Gli gnudi crudi possono essere disposti su un vassoio infarinato, coperti con pellicola e conservati in frigorifero per massimo 24 ore. Per conservarli più a lungo, congelarli sempre su un vassoio prima di trasferirli in un sacchetto freezer (si conservano fino a 1 mese). Cotti, vanno consumati immediatamente perché tendono a sfaldarsi. Il sugo avanzato si conserva in frigorifero per 2-3 giorni in un contenitore ermetico.
1) Per asciugare perfettamente gli spinaci lessati, strizzateli con le mani avvolgendoli in un canovaccio pulito e torcendolo con forza. 2) Prima di formare gli gnudi, testate l'impasto facendo bollire un piccolo campione: se tiene la forma, la consistenza è corretta; se si sfalda, aggiungete un altro cucchiaio di farina.

Per preparare gli gnudi per prima cosa ponete la ricotta in un colino, così da eliminare il siero. In una pentola versate gli spinaci precedentemente lavati, coprite con il coperchio e fate appassire per 7-8 minuti a fuoco basso.
Una volta cotti trasferiteli in un colino e lasciate che si raffreddino perdendo il liquido rilasciato in cottura. Strizzateli con cura.
Tritate gli spinaci e versateli in una ciotola, aggiungete la ricotta di pecora ben scolata.
Insaporite con sale, pepe, noce moscata, aggiungete l'uovo e il Parmigiano Reggiano DOP grattugiato.
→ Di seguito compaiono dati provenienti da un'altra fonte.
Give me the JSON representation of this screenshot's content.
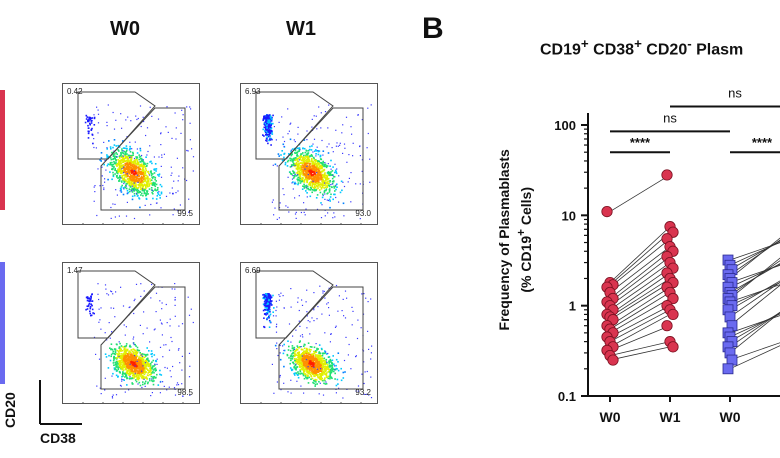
{
  "flow": {
    "col_titles": [
      "W0",
      "W1"
    ],
    "axis_y": "CD20",
    "axis_x": "CD38",
    "row_colors": [
      "#d9344f",
      "#6a6af0"
    ],
    "panels": [
      {
        "pb": "0.42",
        "b": "99.5"
      },
      {
        "pb": "6.93",
        "b": "93.0"
      },
      {
        "pb": "1.47",
        "b": "98.5"
      },
      {
        "pb": "6.69",
        "b": "93.2"
      }
    ]
  },
  "panel_b_letter": "B",
  "chart_data": {
    "type": "scatter",
    "title_parts": {
      "a": "CD19",
      "a_sup": "+",
      "b": " CD38",
      "b_sup": "+",
      "c": " CD20",
      "c_sup": "-",
      "d": " Plasm"
    },
    "ylabel_line1": "Frequency of Plasmablasts",
    "ylabel_line2_a": "(% CD19",
    "ylabel_line2_sup": "+",
    "ylabel_line2_b": " Cells)",
    "yscale": "log",
    "ylim": [
      0.1,
      100
    ],
    "yticks": [
      "0.1",
      "1",
      "10",
      "100"
    ],
    "categories": [
      "W0",
      "W1",
      "W0"
    ],
    "colors": {
      "group1": "#d9344f",
      "group2": "#6a6af0"
    },
    "series": [
      {
        "values_w0": [
          11.0,
          1.8,
          1.7,
          1.6,
          1.4,
          1.2,
          1.1,
          1.0,
          0.9,
          0.8,
          0.75,
          0.7,
          0.6,
          0.55,
          0.5,
          0.45,
          0.4,
          0.35,
          0.32,
          0.28,
          0.25
        ],
        "values_w1": [
          28.0,
          7.5,
          6.5,
          5.5,
          4.5,
          4.0,
          3.5,
          3.0,
          2.6,
          2.3,
          2.0,
          1.8,
          1.6,
          1.4,
          1.2,
          1.0,
          0.9,
          0.8,
          0.6,
          0.4,
          0.35
        ]
      },
      {
        "values_w0": [
          3.2,
          2.8,
          2.5,
          2.2,
          2.0,
          1.8,
          1.6,
          1.4,
          1.3,
          1.2,
          1.1,
          1.0,
          0.9,
          0.75,
          0.6,
          0.5,
          0.45,
          0.4,
          0.35,
          0.3,
          0.25,
          0.2
        ]
      }
    ],
    "brackets": [
      {
        "label": "****"
      },
      {
        "label": "ns"
      },
      {
        "label": "ns"
      },
      {
        "label": "****"
      }
    ]
  }
}
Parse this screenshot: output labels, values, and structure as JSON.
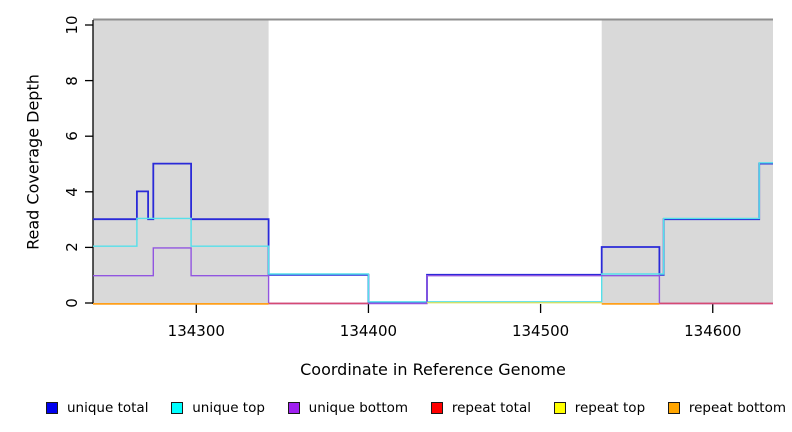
{
  "figure": {
    "x_axis_label": "Coordinate in Reference Genome",
    "y_axis_label": "Read Coverage Depth"
  },
  "axes": {
    "x_range": [
      134240,
      134635
    ],
    "y_range": [
      0,
      10
    ],
    "x_ticks": [
      {
        "label": "134300",
        "value": 134300
      },
      {
        "label": "134400",
        "value": 134400
      },
      {
        "label": "134500",
        "value": 134500
      },
      {
        "label": "134600",
        "value": 134600
      }
    ],
    "y_ticks": [
      {
        "label": "0",
        "value": 0
      },
      {
        "label": "2",
        "value": 2
      },
      {
        "label": "4",
        "value": 4
      },
      {
        "label": "6",
        "value": 6
      },
      {
        "label": "8",
        "value": 8
      },
      {
        "label": "10",
        "value": 10
      }
    ],
    "grid": "off",
    "top_border_color": "#8f8f8f",
    "axis_color": "#000000"
  },
  "chart_data": {
    "type": "line",
    "subtype": "step-coverage",
    "title": "",
    "xlabel": "Coordinate in Reference Genome",
    "ylabel": "Read Coverage Depth",
    "xlim": [
      134240,
      134635
    ],
    "ylim": [
      0,
      10
    ],
    "shaded_regions": [
      {
        "name": "repeat-region-left",
        "x_start": 134240,
        "x_end": 134342,
        "fill": "#d9d9d9"
      },
      {
        "name": "repeat-region-right",
        "x_start": 134535.5,
        "x_end": 134635,
        "fill": "#d9d9d9"
      }
    ],
    "series": [
      {
        "name": "unique total",
        "color": "#2a2ad8",
        "swatch": "#0000ee",
        "segments": [
          [
            [
              134240,
              3
            ],
            [
              134265.5,
              3
            ],
            [
              134265.5,
              4
            ],
            [
              134272,
              4
            ],
            [
              134272,
              3
            ],
            [
              134275,
              3
            ],
            [
              134275,
              5
            ],
            [
              134297,
              5
            ],
            [
              134297,
              3
            ],
            [
              134342,
              3
            ],
            [
              134342,
              1
            ],
            [
              134400,
              1
            ],
            [
              134400,
              0
            ],
            [
              134434,
              0
            ],
            [
              134434,
              1
            ],
            [
              134535.5,
              1
            ],
            [
              134535.5,
              2
            ],
            [
              134569,
              2
            ],
            [
              134569,
              1
            ],
            [
              134571.5,
              1
            ],
            [
              134571.5,
              3
            ],
            [
              134627,
              3
            ],
            [
              134627,
              5
            ],
            [
              134635,
              5
            ]
          ]
        ]
      },
      {
        "name": "unique top",
        "color": "#55e0ea",
        "swatch": "#00ffff",
        "segments": [
          [
            [
              134240,
              2
            ],
            [
              134265.5,
              2
            ],
            [
              134265.5,
              3
            ],
            [
              134297,
              3
            ],
            [
              134297,
              2
            ],
            [
              134342,
              2
            ],
            [
              134342,
              1
            ],
            [
              134400,
              1
            ],
            [
              134400,
              0
            ],
            [
              134535.5,
              0
            ],
            [
              134535.5,
              1
            ],
            [
              134571.5,
              1
            ],
            [
              134571.5,
              3
            ],
            [
              134627,
              3
            ],
            [
              134627,
              5
            ],
            [
              134635,
              5
            ]
          ]
        ]
      },
      {
        "name": "unique bottom",
        "color": "#9155e0",
        "swatch": "#a020f0",
        "segments": [
          [
            [
              134240,
              1
            ],
            [
              134275,
              1
            ],
            [
              134275,
              2
            ],
            [
              134297,
              2
            ],
            [
              134297,
              1
            ],
            [
              134342,
              1
            ],
            [
              134342,
              0
            ],
            [
              134434,
              0
            ],
            [
              134434,
              1
            ],
            [
              134569,
              1
            ],
            [
              134569,
              0
            ],
            [
              134635,
              0
            ]
          ]
        ]
      },
      {
        "name": "repeat total",
        "color": "#d64a72",
        "swatch": "#ff0000",
        "segments": [
          [
            [
              134342,
              0
            ],
            [
              134400,
              0
            ]
          ],
          [
            [
              134569,
              0
            ],
            [
              134635,
              0
            ]
          ]
        ]
      },
      {
        "name": "repeat top",
        "color": "#cfe06a",
        "swatch": "#ffff00",
        "segments": [
          [
            [
              134434,
              0
            ],
            [
              134535.5,
              0
            ]
          ]
        ]
      },
      {
        "name": "repeat bottom",
        "color": "#ff9f1a",
        "swatch": "#ffa500",
        "segments": [
          [
            [
              134240,
              0
            ],
            [
              134342,
              0
            ]
          ],
          [
            [
              134535.5,
              0
            ],
            [
              134569,
              0
            ]
          ]
        ]
      }
    ]
  },
  "legend": {
    "items": [
      {
        "label": "unique total",
        "color": "#0000ee"
      },
      {
        "label": "unique top",
        "color": "#00ffff"
      },
      {
        "label": "unique bottom",
        "color": "#a020f0"
      },
      {
        "label": "repeat total",
        "color": "#ff0000"
      },
      {
        "label": "repeat top",
        "color": "#ffff00"
      },
      {
        "label": "repeat bottom",
        "color": "#ffa500"
      }
    ]
  }
}
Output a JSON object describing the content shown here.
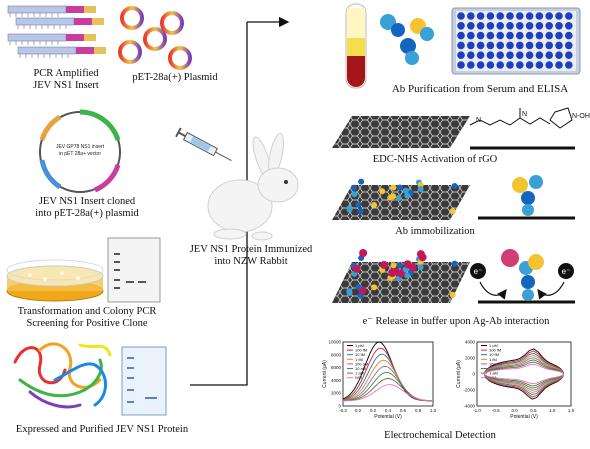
{
  "labels": {
    "pcr_insert": [
      "PCR Amplified",
      "JEV NS1 Insert"
    ],
    "plasmid": "pET-28a(+) Plasmid",
    "plasmid_map_line1": "JEV GP78 NS1 insert",
    "plasmid_map_line2": "in pET 28a+ vector",
    "cloned": [
      "JEV NS1 Insert cloned",
      "into pET-28a(+) plasmid"
    ],
    "transformation": [
      "Transformation and Colony PCR",
      "Screening for Positive Clone"
    ],
    "expressed": "Expressed and Purified JEV NS1 Protein",
    "rabbit": [
      "JEV NS1 Protein Immunized",
      "into NZW Rabbit"
    ],
    "ab_purification": "Ab Purification from Serum and ELISA",
    "edc_nhs": "EDC-NHS Activation of rGO",
    "ab_immobilization": "Ab immobilization",
    "e_release": "e⁻ Release in buffer upon Ag-Ab interaction",
    "electrochem": "Electrochemical Detection",
    "electron": "e⁻"
  },
  "chart_data": [
    {
      "type": "line",
      "xlabel": "Potential (V)",
      "ylabel": "Current (µA)",
      "ylim": [
        0,
        10000
      ],
      "xlim": [
        -0.2,
        1.0
      ],
      "x_ticks": [
        "-0.2",
        "0.0",
        "0.2",
        "0.4",
        "0.6",
        "0.8",
        "1.0"
      ],
      "y_ticks": [
        "0",
        "2000",
        "4000",
        "6000",
        "8000",
        "10000"
      ],
      "legend": [
        "1 pM",
        "100 fM",
        "10 fM",
        "1 fM",
        "100 aM",
        "10 aM",
        "1 aM",
        "NS1"
      ],
      "series_colors": [
        "#000000",
        "#d62728",
        "#1f77b4",
        "#ff7f0e",
        "#9467bd",
        "#2ca02c",
        "#8c564b",
        "#e377c2"
      ]
    },
    {
      "type": "line",
      "xlabel": "Potential (V)",
      "ylabel": "Current (µA)",
      "ylim": [
        -4000,
        4000
      ],
      "xlim": [
        -1.0,
        1.5
      ],
      "x_ticks": [
        "-1.0",
        "-0.5",
        "0.0",
        "0.5",
        "1.0",
        "1.5"
      ],
      "y_ticks": [
        "-4000",
        "-2000",
        "0",
        "2000",
        "4000"
      ],
      "legend": [
        "1 pM",
        "100 fM",
        "10 fM",
        "1 fM",
        "100 aM",
        "10 aM",
        "1 aM",
        "NS1"
      ],
      "series_colors": [
        "#000000",
        "#d62728",
        "#1f77b4",
        "#ff7f0e",
        "#9467bd",
        "#2ca02c",
        "#8c564b",
        "#e377c2"
      ]
    }
  ],
  "colors": {
    "arrow": "#111111",
    "plate": "#1f3fbf",
    "rgo": "#2b2b2b",
    "substrate": "#9aa3ad"
  }
}
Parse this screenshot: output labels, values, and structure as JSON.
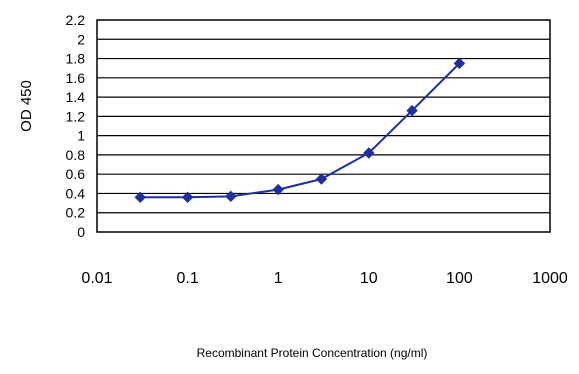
{
  "chart_data": {
    "type": "line",
    "xlabel": "Recombinant Protein Concentration (ng/ml)",
    "ylabel": "OD 450",
    "xscale": "log",
    "xlim": [
      0.01,
      1000
    ],
    "ylim": [
      0,
      2.2
    ],
    "grid": "horizontal",
    "x_ticks": [
      {
        "value": 0.01,
        "label": "0.01"
      },
      {
        "value": 0.1,
        "label": "0.1"
      },
      {
        "value": 1,
        "label": "1"
      },
      {
        "value": 10,
        "label": "10"
      },
      {
        "value": 100,
        "label": "100"
      },
      {
        "value": 1000,
        "label": "1000"
      }
    ],
    "y_ticks": [
      {
        "value": 0,
        "label": "0"
      },
      {
        "value": 0.2,
        "label": "0.2"
      },
      {
        "value": 0.4,
        "label": "0.4"
      },
      {
        "value": 0.6,
        "label": "0.6"
      },
      {
        "value": 0.8,
        "label": "0.8"
      },
      {
        "value": 1,
        "label": "1"
      },
      {
        "value": 1.2,
        "label": "1.2"
      },
      {
        "value": 1.4,
        "label": "1.4"
      },
      {
        "value": 1.6,
        "label": "1.6"
      },
      {
        "value": 1.8,
        "label": "1.8"
      },
      {
        "value": 2,
        "label": "2"
      },
      {
        "value": 2.2,
        "label": "2.2"
      }
    ],
    "series": [
      {
        "color": "#1f2f9f",
        "marker": "diamond",
        "x": [
          0.03,
          0.1,
          0.3,
          1,
          3,
          10,
          30,
          100
        ],
        "y": [
          0.36,
          0.36,
          0.37,
          0.44,
          0.55,
          0.82,
          1.26,
          1.75
        ]
      }
    ],
    "colors": {
      "plot_border": "#000000",
      "gridline": "#000000",
      "series_line": "#1f2f9f"
    }
  }
}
Per legare meglio l'impasto, aggiungete la farina e mescolate con cura, per un composto omogeneo. Prelevate una piccola quantità di impasto, circa 18-20 g, formate una pallina leggermente schiacciata, da adagiare su un vassoio.
Proseguite così fino a terminare l'impasto e spolverate gli gnudi con pochissima farina. Ponete sul fuoco un tegame colmo di acqua per la cottura e portate a l bollore. Intanto in una padella molto ampia sciogliete il burro con la salvia. Lessate gli gnudi nell'acqua bollente.
Man mano che gli gnudi saliranno a galla, scolateli nella padella. Lasciate insaporire ruotando la padella per non sfaldarli. Servite gli gnudi ben caldi con altro Parmigiano grattugiato.